Besonders unangenehm: Die kleinen Krabbler können bereits mit dem Paket ins Haus kommen. Das Bayerische Staatsministerium für Ernährung, Landwirtschaft, Forsten und Tourismus nennt Versandkartons und Verpackungsmaterialien als möglichen Verbreitungsweg. Die Tiere können darin unbemerkt mitgeliefert werden und so in Wohnungen gelangen.
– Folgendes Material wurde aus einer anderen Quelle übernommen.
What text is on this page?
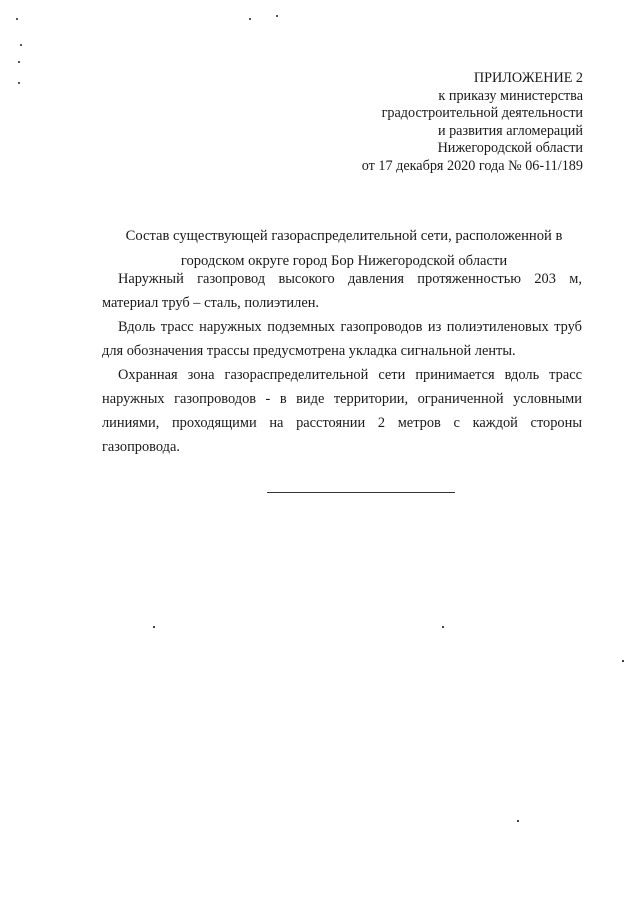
ПРИЛОЖЕНИЕ 2
к приказу министерства
градостроительной деятельности
и развития агломераций
Нижегородской области
от 17 декабря 2020 года № 06-11/189
Состав существующей газораспределительной сети, расположенной в
городском округе город Бор Нижегородской области

Наружный газопровод высокого давления протяженностью 203 м, материал труб – сталь, полиэтилен.

Вдоль трасс наружных подземных газопроводов из полиэтиленовых труб для обозначения трассы предусмотрена укладка сигнальной ленты.

Охранная зона газораспределительной сети принимается вдоль трасс наружных газопроводов - в виде территории, ограниченной условными линиями, проходящими на расстоянии 2 метров с каждой стороны газопровода.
Ein einzelner Karton in der Wohnung bedeutet natürlich nicht automatisch, dass du dir damit Schädlinge ins Haus holst. Trotzdem gibt es gute Gründe, unnötige Verpackungen nicht monatelang zu stapeln.
Vor allem alte, feuchte oder verschmutzte Kartons solltest du besser entsorgen. Bei neu gelieferten Paketen kann es außerdem sinnvoll sein, Verpackungsmaterial kurz zu kontrollieren und anschließend zeitnah aus der Wohnung zu bringen. Fachinformationen zu Papierfischchen empfehlen sogar, Umverpackungen möglichst rasch zu entfernen und zu entsorgen.
Und was ist mit Silberfischchen oder Spinnen? Silberfischchen können ebenfalls stärkehaltige Stoffe verwerten, sind aber stärker auf eine hohe Luftfeuchtigkeit angewiesen. Papierfischchen sind in trockenen Wohnräumen daher die interessanteren Kandidaten. Spinnen wiederum haben es nicht auf die Pappe selbst abgesehen. Eine ruhige, dunkle Schachtel kann ihnen schlicht als Versteck dienen.